Over about 7 years I bought 5 6'6" X 18 3/4 X 2 5/8 all rounders. What I changed was the bottoms. Vee, single to double, reverse Vee, deep six channels, single to flat to vee with double (Tom Hoye's patented Five Stage Vortex Transfer Vehicle). I learned a lot. That's one reason I changed boards back in the day.
Then I got injured and couldn't surf them anymore. Enter the single fin and no new boards for four years. A seven foot single fin was so versatile it filled three of the four places is my working quiver. I would still pull a twinny when it was tiny, but that board did me from four to a very nervous eight foot.
Then I went around Australia and got The Fountain Of Youth in Queensland. That was my introduction to longboard shapes. Between that experience of glide and the boards I saw getting surfed in Ulladulla I realised I had entered a whole new phase in my surfing career and was on completely the wrong boards and would have way more fun on much longer, wider boards getting lots of waves. Between the creep of age, the lack of time via family and work, I was no longer the fit and hard 30 year old who could sit on the inside and rack up the wave count while doing fifty duck dives.
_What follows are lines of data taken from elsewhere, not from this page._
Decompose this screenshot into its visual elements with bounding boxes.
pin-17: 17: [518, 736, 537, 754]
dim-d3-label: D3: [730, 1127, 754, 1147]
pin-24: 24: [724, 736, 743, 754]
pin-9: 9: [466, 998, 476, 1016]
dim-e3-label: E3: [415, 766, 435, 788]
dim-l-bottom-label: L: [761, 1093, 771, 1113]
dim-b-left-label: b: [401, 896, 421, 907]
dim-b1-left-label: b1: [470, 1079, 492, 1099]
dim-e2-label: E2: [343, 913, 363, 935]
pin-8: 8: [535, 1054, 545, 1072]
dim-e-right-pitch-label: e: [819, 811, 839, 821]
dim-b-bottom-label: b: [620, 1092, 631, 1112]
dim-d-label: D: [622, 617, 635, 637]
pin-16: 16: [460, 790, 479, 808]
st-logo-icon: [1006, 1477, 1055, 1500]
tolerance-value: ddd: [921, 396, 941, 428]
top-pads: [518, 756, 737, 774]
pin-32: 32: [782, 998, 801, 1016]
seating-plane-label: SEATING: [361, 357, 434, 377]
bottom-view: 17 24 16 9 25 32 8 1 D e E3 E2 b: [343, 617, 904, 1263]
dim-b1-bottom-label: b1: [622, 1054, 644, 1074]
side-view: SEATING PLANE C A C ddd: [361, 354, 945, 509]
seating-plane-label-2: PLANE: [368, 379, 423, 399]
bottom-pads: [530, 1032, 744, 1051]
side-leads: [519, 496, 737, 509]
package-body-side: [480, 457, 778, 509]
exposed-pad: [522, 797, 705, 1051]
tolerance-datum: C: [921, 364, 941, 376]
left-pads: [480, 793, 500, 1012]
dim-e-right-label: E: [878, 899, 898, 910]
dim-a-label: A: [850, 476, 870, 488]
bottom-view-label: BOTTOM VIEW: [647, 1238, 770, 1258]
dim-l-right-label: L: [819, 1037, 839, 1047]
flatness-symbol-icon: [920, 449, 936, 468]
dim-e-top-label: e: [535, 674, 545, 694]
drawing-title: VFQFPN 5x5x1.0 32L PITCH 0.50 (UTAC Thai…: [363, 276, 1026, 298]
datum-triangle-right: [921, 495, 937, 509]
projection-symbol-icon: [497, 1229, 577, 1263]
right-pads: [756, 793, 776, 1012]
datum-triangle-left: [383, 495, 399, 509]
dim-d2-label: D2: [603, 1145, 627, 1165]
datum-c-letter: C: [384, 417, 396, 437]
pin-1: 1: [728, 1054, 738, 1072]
I would become the guy out the back getting every set wave he wanted on an annoyingly big board.
So last year I was gifted a board by my Dad (and a couple of hungie from me), sold a couple of boards for another, swapped an unused kite for my first longboard and bought one outright myself. And I suddenly had a completely revamped quiver that should do me for years.
I do eye off performance orientated longboards for some of reefies (think double head high plus waves) but I guess that's what the new gun is for (and the eight footer). I would like to try a mini-simmons, but that's what the Wahoo and Fountain of Youth are for. And having surfed my mates McCoys recently one of them would be cool, they don't paddle quite as well as my other boards so I realistically would probably finish up surfing the recent purchases anyway.
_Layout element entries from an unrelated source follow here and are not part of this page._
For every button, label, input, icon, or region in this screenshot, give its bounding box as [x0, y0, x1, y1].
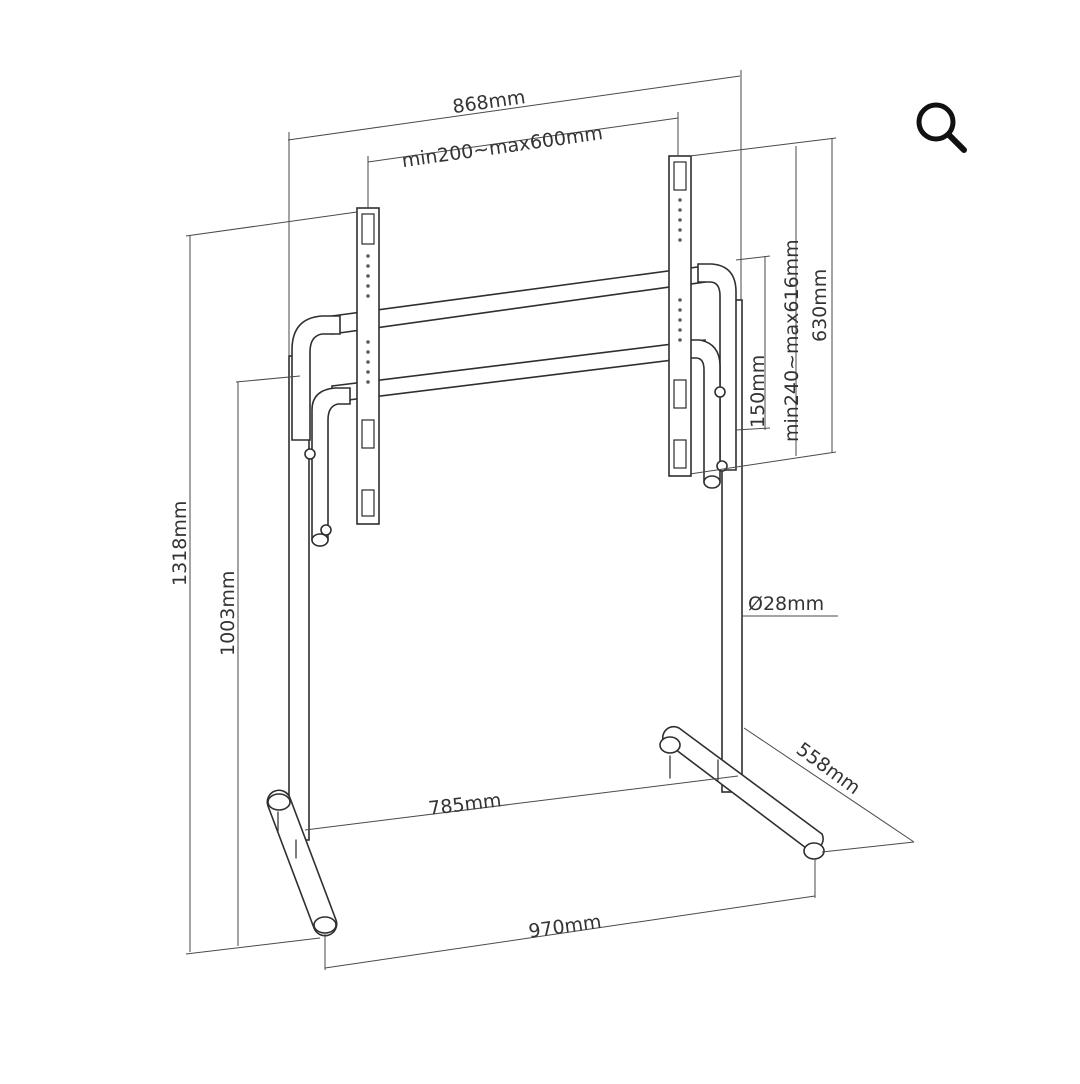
left-lower-hook — [311, 387, 351, 547]
label-inner-base-width: 785mm — [427, 789, 502, 820]
label-bracket-height: 630mm — [809, 269, 831, 342]
right-vesa-bracket — [668, 155, 692, 477]
dimension-lines — [185, 70, 915, 970]
bracket-holes — [366, 198, 682, 384]
label-overall-width: 868mm — [451, 86, 527, 118]
left-base-foot — [266, 789, 338, 937]
right-lower-hook — [689, 339, 721, 488]
label-total-height: 1318mm — [169, 501, 191, 586]
label-outer-base-width: 970mm — [527, 911, 603, 943]
label-pole-height: 1003mm — [217, 571, 239, 656]
stand-structure — [266, 155, 825, 937]
label-base-depth: 558mm — [792, 738, 864, 799]
label-tube-diameter: Ø28mm — [748, 593, 824, 615]
upper-crossbar — [331, 265, 706, 335]
label-vesa-horizontal: min200~max600mm — [400, 122, 604, 172]
lower-crossbar — [331, 339, 706, 403]
left-upper-hook — [291, 315, 341, 441]
label-vesa-vertical: min240~max616mm — [781, 239, 803, 442]
zoom-button[interactable] — [906, 96, 976, 162]
magnifier-icon — [916, 102, 967, 153]
label-crossbar-spacing: 150mm — [747, 355, 769, 428]
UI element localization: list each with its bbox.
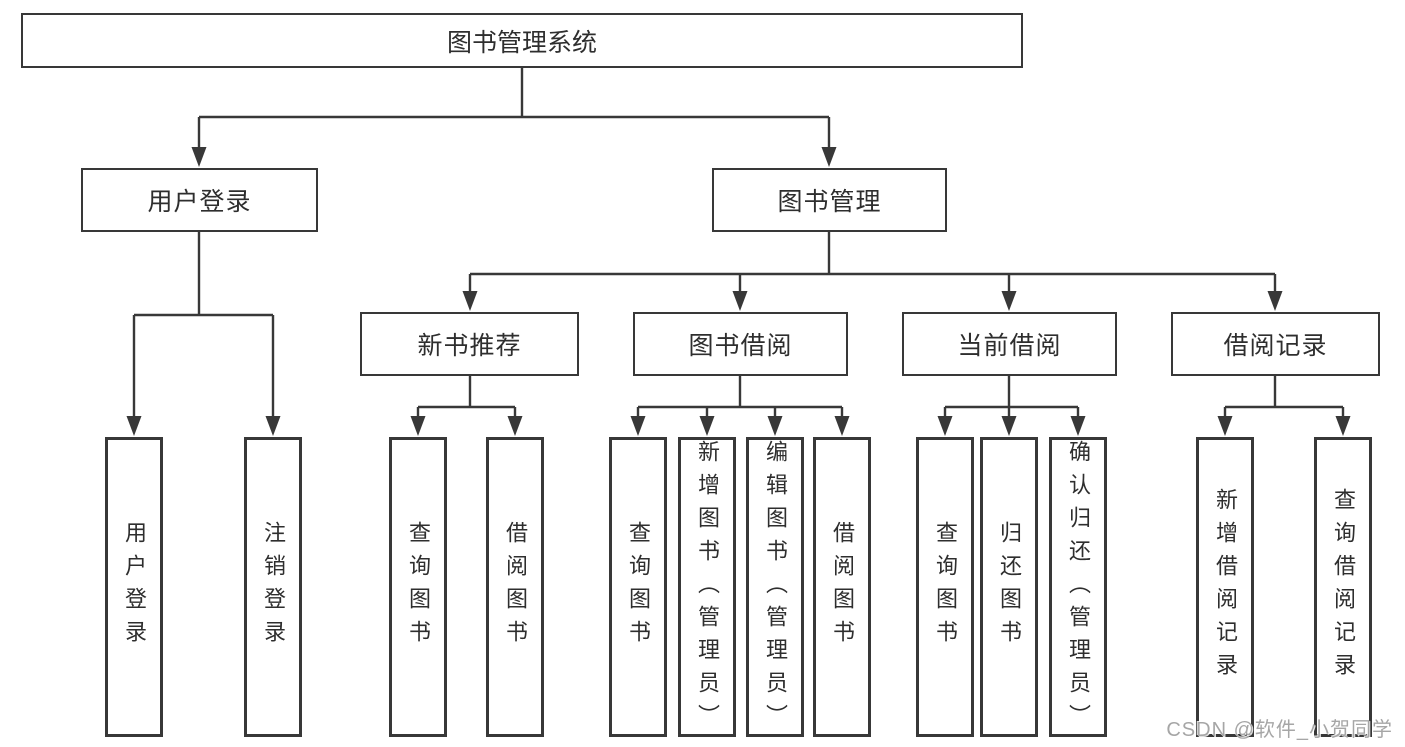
leaf-add-books-admin: 新增图书（管理员） <box>678 437 736 737</box>
node-new-book-recommend: 新书推荐 <box>360 312 579 376</box>
wire-root-to-level2 <box>197 68 831 157</box>
leaf-add-borrow-record: 新增借阅记录 <box>1196 437 1254 737</box>
leaf-borrow-books: 借阅图书 <box>813 437 871 737</box>
arrow-down-icon <box>699 416 715 436</box>
leaf-logout: 注销登录 <box>244 437 302 737</box>
arrow-down-icon <box>1001 416 1017 436</box>
node-root-library-system: 图书管理系统 <box>21 13 1023 68</box>
leaf-query-books-current: 查询图书 <box>916 437 974 737</box>
leaf-confirm-return-admin: 确认归还（管理员） <box>1049 437 1107 737</box>
arrow-down-icon <box>507 416 523 436</box>
node-borrow-records: 借阅记录 <box>1171 312 1380 376</box>
leaf-borrow-books-recommend: 借阅图书 <box>486 437 544 737</box>
wire-recommend-to-leaves <box>416 376 517 427</box>
arrow-down-icon <box>1335 416 1351 436</box>
arrow-down-icon <box>265 416 281 436</box>
leaf-return-books: 归还图书 <box>980 437 1038 737</box>
wire-login-to-leaves <box>132 232 275 427</box>
node-user-login: 用户登录 <box>81 168 318 232</box>
arrow-down-icon <box>937 416 953 436</box>
arrow-down-icon <box>767 416 783 436</box>
leaf-query-borrow-record: 查询借阅记录 <box>1314 437 1372 737</box>
arrow-down-icon <box>1070 416 1086 436</box>
arrow-down-icon <box>834 416 850 436</box>
leaf-query-books-recommend: 查询图书 <box>389 437 447 737</box>
arrowheads <box>126 147 1351 436</box>
arrow-down-icon <box>1001 291 1017 311</box>
wire-records-to-leaves <box>1223 376 1345 427</box>
arrow-down-icon <box>462 291 478 311</box>
node-book-borrow: 图书借阅 <box>633 312 848 376</box>
node-current-borrow: 当前借阅 <box>902 312 1117 376</box>
watermark-csdn: CSDN @软件_小贺同学 <box>1166 719 1393 741</box>
wire-borrow-to-leaves <box>636 376 844 427</box>
arrow-down-icon <box>630 416 646 436</box>
arrow-down-icon <box>191 147 207 167</box>
arrow-down-icon <box>126 416 142 436</box>
node-book-management: 图书管理 <box>712 168 947 232</box>
leaf-query-books-borrow: 查询图书 <box>609 437 667 737</box>
arrow-down-icon <box>1217 416 1233 436</box>
leaf-edit-books-admin: 编辑图书（管理员） <box>746 437 804 737</box>
leaf-user-login: 用户登录 <box>105 437 163 737</box>
arrow-down-icon <box>732 291 748 311</box>
wire-mgmt-to-level3 <box>468 232 1277 302</box>
arrow-down-icon <box>410 416 426 436</box>
arrow-down-icon <box>1267 291 1283 311</box>
arrow-down-icon <box>821 147 837 167</box>
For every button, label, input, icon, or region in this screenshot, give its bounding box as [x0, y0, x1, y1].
If a ridiculous bargain second handy popped up I might grab one of those listed above (hence my interest in another thread in a McTavish F4), but really I am sorted.
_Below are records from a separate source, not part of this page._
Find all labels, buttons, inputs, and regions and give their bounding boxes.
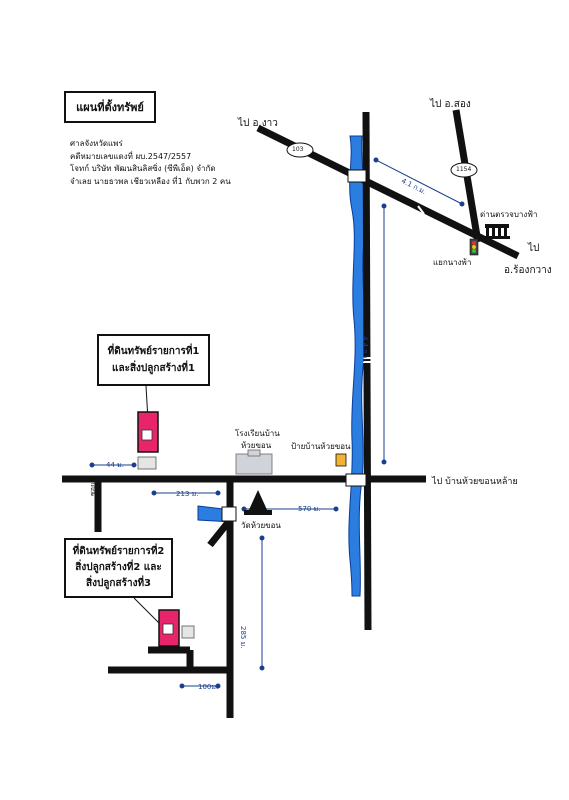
label-temple: วัดห้วยขอน <box>241 521 281 530</box>
school-building-icon <box>235 449 273 475</box>
plot-1-line-1: ที่ดินทรัพย์รายการที่1 <box>107 346 200 357</box>
case-number: คดีหมายเลขแดงที่ ผบ.2547/2557 <box>70 151 192 161</box>
court-name: ศาลจังหวัดแพร่ <box>70 139 123 148</box>
plot-2-line-1: ที่ดินทรัพย์รายการที่2 <box>72 546 165 557</box>
label-school-2: ห้วยขอน <box>241 441 272 450</box>
route-103-number: 103 <box>292 146 304 153</box>
distance-285-m: 285 ม. <box>239 626 247 649</box>
label-to-song: ไป อ.สอง <box>430 99 471 110</box>
traffic-light-icon <box>469 238 479 256</box>
plaintiff: โจทก์ บริษัท พัฒนสินลิสซิ่ง (ซีพีเอ็ต) จ… <box>70 164 216 173</box>
plot-2-line-3: สิ่งปลูกสร้างที่3 <box>85 578 152 589</box>
plot-1 <box>137 411 159 453</box>
road-break-marks <box>363 205 425 363</box>
distance-100-m: 100ม. <box>198 683 219 691</box>
distance-44-m: 44 ม. <box>106 461 124 469</box>
road-spur <box>207 517 233 548</box>
case-info: ศาลจังหวัดแพร่ คดีหมายเลขแดงที่ ผบ.2547/… <box>70 138 231 188</box>
map-title: แผนที่ตั้งทรัพย์ <box>64 91 156 123</box>
distance-4-4-km: 4.4 ก.ม. <box>361 336 369 363</box>
label-junction: แยกนางพ้า <box>433 258 472 267</box>
defendant: จำเลย นายธวพล เชียวเหลือง ที่1 กับพวก 2 … <box>70 176 231 186</box>
plot-2 <box>158 609 180 647</box>
plot-2-line-2: สิ่งปลูกสร้างที่2 และ <box>75 562 162 573</box>
route-103-shield <box>286 142 314 158</box>
distance-213-m: 213 ม. <box>176 490 199 498</box>
route-1154-shield <box>450 162 478 178</box>
plot-1-callout: ที่ดินทรัพย์รายการที่1 และสิ่งปลูกสร้างท… <box>97 334 210 386</box>
label-checkpoint: ด่านตรวจบางฟ้า <box>480 210 538 219</box>
road-vertical-main <box>362 111 372 631</box>
route-1154-number: 1154 <box>456 166 472 173</box>
label-school-1: โรงเรียนบ้าน <box>235 429 280 438</box>
label-to-rong-kwang-2: อ.ร้องกวาง <box>504 265 552 276</box>
temple-icon <box>244 490 272 515</box>
police-building-icon <box>484 224 510 239</box>
sign-icon <box>335 453 347 467</box>
label-sign: ป้ายบ้านห้วยขอน <box>291 442 351 451</box>
label-to-huai-khon-lai: ไป บ้านห้วยขอนหล้าย <box>432 477 518 487</box>
label-soi-3: ซอย 3 <box>89 476 97 496</box>
label-to-rong-kwang-1: ไป <box>528 243 540 254</box>
bridge-icon <box>221 169 367 522</box>
plot-2-callout: ที่ดินทรัพย์รายการที่2 สิ่งปลูกสร้างที่2… <box>64 538 173 598</box>
plot-1-line-2: และสิ่งปลูกสร้างที่1 <box>112 363 195 374</box>
label-to-ngao: ไป อ.งาว <box>238 118 278 129</box>
river <box>348 135 366 597</box>
house-icon <box>137 456 195 639</box>
distance-570-m: 570 ม. <box>298 505 321 513</box>
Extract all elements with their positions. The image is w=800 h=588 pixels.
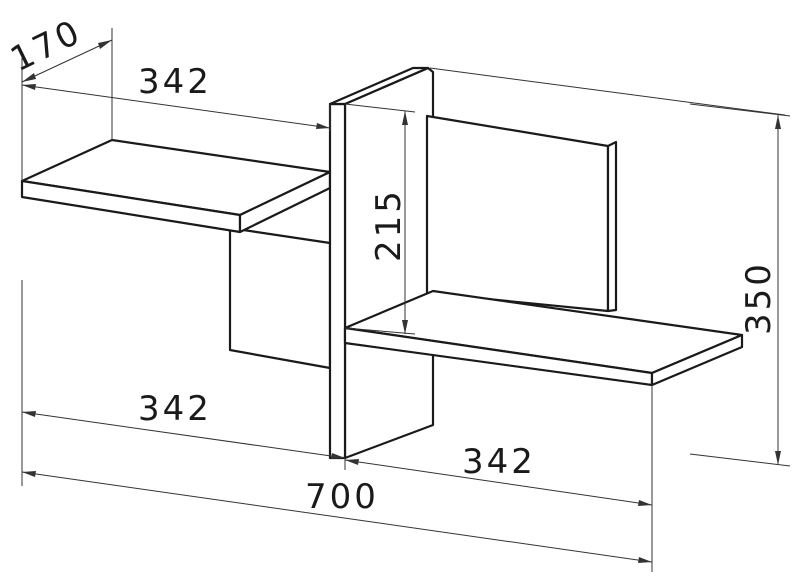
right-back-panel (425, 114, 610, 313)
right-back-panel-edge (606, 140, 618, 313)
dim-line-overall-width (21, 471, 653, 563)
right-shelf-side (650, 333, 744, 387)
label-bottom-left-width: 342 (138, 389, 212, 429)
center-panel-side (343, 66, 435, 460)
extension-lines (21, 28, 791, 572)
label-left-shelf-width: 342 (138, 62, 212, 102)
label-overall-width: 700 (305, 477, 379, 517)
dim-line-left-shelf (21, 84, 331, 129)
dimension-lines (21, 39, 781, 563)
dim-line-depth (21, 39, 113, 83)
shelf-unit (20, 66, 744, 460)
center-panel-front (328, 102, 347, 460)
center-panel-top (328, 66, 430, 106)
left-back-panel (228, 226, 332, 370)
label-depth: 170 (4, 12, 88, 80)
label-inner-height: 215 (369, 188, 409, 262)
label-overall-height: 350 (739, 261, 779, 335)
dim-line-bottom-right (344, 459, 653, 506)
dim-line-bottom-left (21, 411, 346, 459)
label-bottom-right-width: 342 (462, 442, 536, 482)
So I change boards out of design interest, injury, age, style of surfing, fitness and wave greed.
I know this is the longboard room, but I reckon most surfers need a three board quiver. A fish, all rounder, gun. In McTavish terms, Pinnacle or Noserider, Evo, and Vuelo or G2.

My current quiver is five boards I surf regularly. And it will do for quite a long time I think until somethin wears out.